Comme annoncé par le président de la République le 12 mars dernier, la trêve hivernale est prolongée jusqu’au 31 mai, conformément aux dispositions de l’ordonnance n°2020-331 du 25 mars 2020.

Question n°11  : administrateur de biens, que faire lorsque mon contrat de syndic arrive à échéance ?

L’ordonnance n° 2020-304 du 25 mars 2020 fixe en son article 1 une période de référence à partir de laquelle les mesures d’exception prises en vertu de l’état d’urgence sanitaire s’appliquent. La période visée s’étend donc du 12 mars 2020 jusqu’à l’expiration d’un délai d’un mois à compter de la date de cessation de l’état d’urgence sanitaire.

L’article 22 de l’ordonnance précitée dispose que les contrats arrivant à échéance pendant la période définie à l’article 1, donc entre le 12 mars 2020 et un mois après la sortie de l’état d’urgence sanitaire, sont prolongés jusqu’à prise d’effet du nouveau contrat de syndic désigné lors de l’AG suivante. La prise d’effet du nouveau contrat doit néanmoins intervenir dans un délai de 6 mois à compter de la cessation de l’état d’urgence sanitaire.

Article intéressant :

Une autre conséquence du Covid-19 : de nouveaux délais en appel !

Extrait du Compte rendu de la conférence téléphonique CNB avec la Garde des Sceaux (consulter ici)

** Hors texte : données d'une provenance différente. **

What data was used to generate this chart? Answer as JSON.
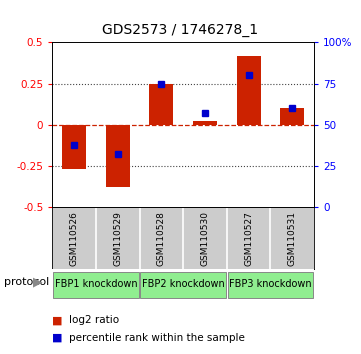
{
  "title": "GDS2573 / 1746278_1",
  "samples": [
    "GSM110526",
    "GSM110529",
    "GSM110528",
    "GSM110530",
    "GSM110527",
    "GSM110531"
  ],
  "log2_ratio": [
    -0.27,
    -0.38,
    0.25,
    0.02,
    0.42,
    0.1
  ],
  "percentile_rank": [
    38,
    32,
    75,
    57,
    80,
    60
  ],
  "groups": [
    {
      "label": "FBP1 knockdown",
      "spans": [
        0,
        1
      ],
      "color": "#90EE90"
    },
    {
      "label": "FBP2 knockdown",
      "spans": [
        2,
        3
      ],
      "color": "#90EE90"
    },
    {
      "label": "FBP3 knockdown",
      "spans": [
        4,
        5
      ],
      "color": "#90EE90"
    }
  ],
  "ylim_left": [
    -0.5,
    0.5
  ],
  "ylim_right": [
    0,
    100
  ],
  "bar_color": "#CC2200",
  "percentile_color": "#0000CC",
  "zero_line_color": "#CC2200",
  "dotted_line_color": "#444444",
  "bg_color": "#FFFFFF",
  "plot_bg": "#FFFFFF",
  "sample_bg": "#CCCCCC",
  "bar_width": 0.55,
  "protocol_label": "protocol",
  "legend_log2": "log2 ratio",
  "legend_pct": "percentile rank within the sample"
}
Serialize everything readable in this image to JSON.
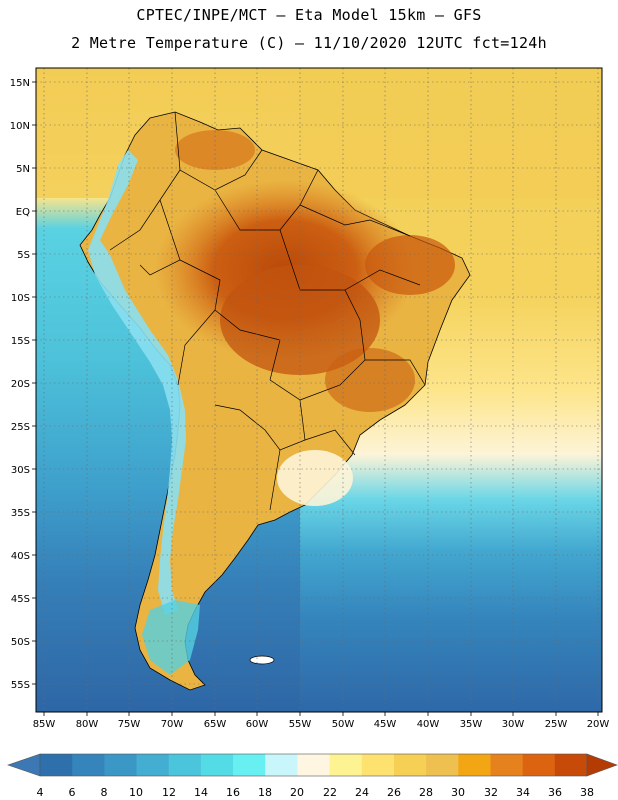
{
  "title_line1": "CPTEC/INPE/MCT –  Eta Model 15km – GFS",
  "title_line2": "2 Metre Temperature (C) – 11/10/2020 12UTC fct=124h",
  "lat_labels": [
    "15N",
    "10N",
    "5N",
    "EQ",
    "5S",
    "10S",
    "15S",
    "20S",
    "25S",
    "30S",
    "35S",
    "40S",
    "45S",
    "50S",
    "55S"
  ],
  "lon_labels": [
    "85W",
    "80W",
    "75W",
    "70W",
    "65W",
    "60W",
    "55W",
    "50W",
    "45W",
    "40W",
    "35W",
    "30W",
    "25W",
    "20W"
  ],
  "colorbar": {
    "ticks": [
      "4",
      "6",
      "8",
      "10",
      "12",
      "14",
      "16",
      "18",
      "20",
      "22",
      "24",
      "26",
      "28",
      "30",
      "32",
      "34",
      "36",
      "38"
    ],
    "colors": [
      "#3c78b4",
      "#2d70ac",
      "#3584bb",
      "#3b97c6",
      "#43aed2",
      "#4bc5dc",
      "#53dce6",
      "#68eff2",
      "#c8f6fa",
      "#fef6e0",
      "#fef393",
      "#fee270",
      "#f6cf55",
      "#eec050",
      "#f2a614",
      "#e6821e",
      "#dc6410",
      "#c84a08",
      "#b43c04"
    ]
  },
  "palette": {
    "ocean_deep": "#2f6dac",
    "ocean_mid": "#3b94c4",
    "ocean_light": "#4ec2d8",
    "atlantic_warm": "#f4d060",
    "pacific_cool": "#5bd0e0",
    "land_base": "#e8b040",
    "land_hot": "#d06a16",
    "land_hottest": "#b94a0a",
    "andes": "#8adff0"
  }
}
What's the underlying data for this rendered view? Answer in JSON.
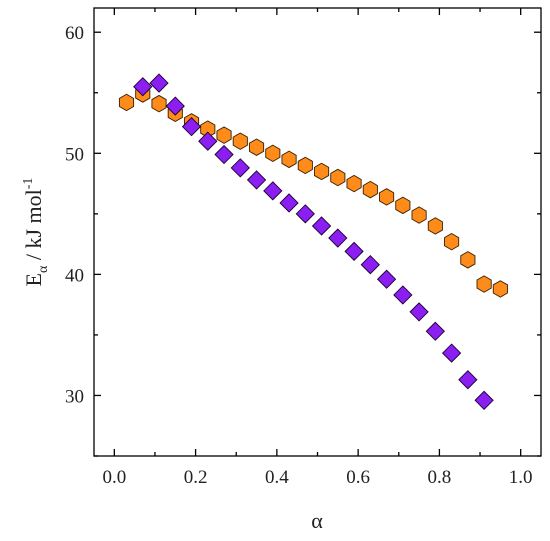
{
  "chart_data": {
    "type": "scatter",
    "xlabel": "α",
    "ylabel": {
      "main": "E",
      "subscript": "α",
      "rest": " / kJ mol",
      "superscript": "-1"
    },
    "xlim": [
      -0.05,
      1.05
    ],
    "ylim": [
      25,
      62
    ],
    "xticks": [
      0.0,
      0.2,
      0.4,
      0.6,
      0.8,
      1.0
    ],
    "xtick_labels": [
      "0.0",
      "0.2",
      "0.4",
      "0.6",
      "0.8",
      "1.0"
    ],
    "yticks": [
      30,
      40,
      50,
      60
    ],
    "ytick_labels": [
      "30",
      "40",
      "50",
      "60"
    ],
    "grid": false,
    "series": [
      {
        "marker": "hexagon",
        "color": "#ff8c1a",
        "x": [
          0.03,
          0.07,
          0.11,
          0.15,
          0.19,
          0.23,
          0.27,
          0.31,
          0.35,
          0.39,
          0.43,
          0.47,
          0.51,
          0.55,
          0.59,
          0.63,
          0.67,
          0.71,
          0.75,
          0.79,
          0.83,
          0.87,
          0.91,
          0.95
        ],
        "y": [
          54.2,
          54.9,
          54.1,
          53.3,
          52.6,
          52.0,
          51.5,
          51.0,
          50.5,
          50.0,
          49.5,
          49.0,
          48.5,
          48.0,
          47.5,
          47.0,
          46.4,
          45.7,
          44.9,
          44.0,
          42.7,
          41.2,
          39.2,
          38.8
        ]
      },
      {
        "marker": "diamond",
        "color": "#8b1ef0",
        "x": [
          0.07,
          0.11,
          0.15,
          0.19,
          0.23,
          0.27,
          0.31,
          0.35,
          0.39,
          0.43,
          0.47,
          0.51,
          0.55,
          0.59,
          0.63,
          0.67,
          0.71,
          0.75,
          0.79,
          0.83,
          0.87,
          0.91
        ],
        "y": [
          55.5,
          55.8,
          53.9,
          52.2,
          51.0,
          49.9,
          48.8,
          47.8,
          46.9,
          45.9,
          45.0,
          44.0,
          43.0,
          41.9,
          40.8,
          39.6,
          38.3,
          36.9,
          35.3,
          33.5,
          31.3,
          29.6
        ]
      }
    ]
  }
}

Projet de loi organique d’urgence pour faire face à l’épidémie de covid-19

Vous trouverez dans ce lien le rapport de la Commission des lois du Sénat, particulièrement sur l’article qui vise la profession et concerne le report des délais de procédure.

Moratoire :

Un moratoire (du latin moratorius, de morari : retarder) désigne une décision d’accorder un délai ou une suspension volontaire.

Disposition légale, nécessitée par des raisons impérieuses d’intérêt public, un moratoire suspend d’une manière générale l’exigibilité des créances ou encore le cours d’actions en justice.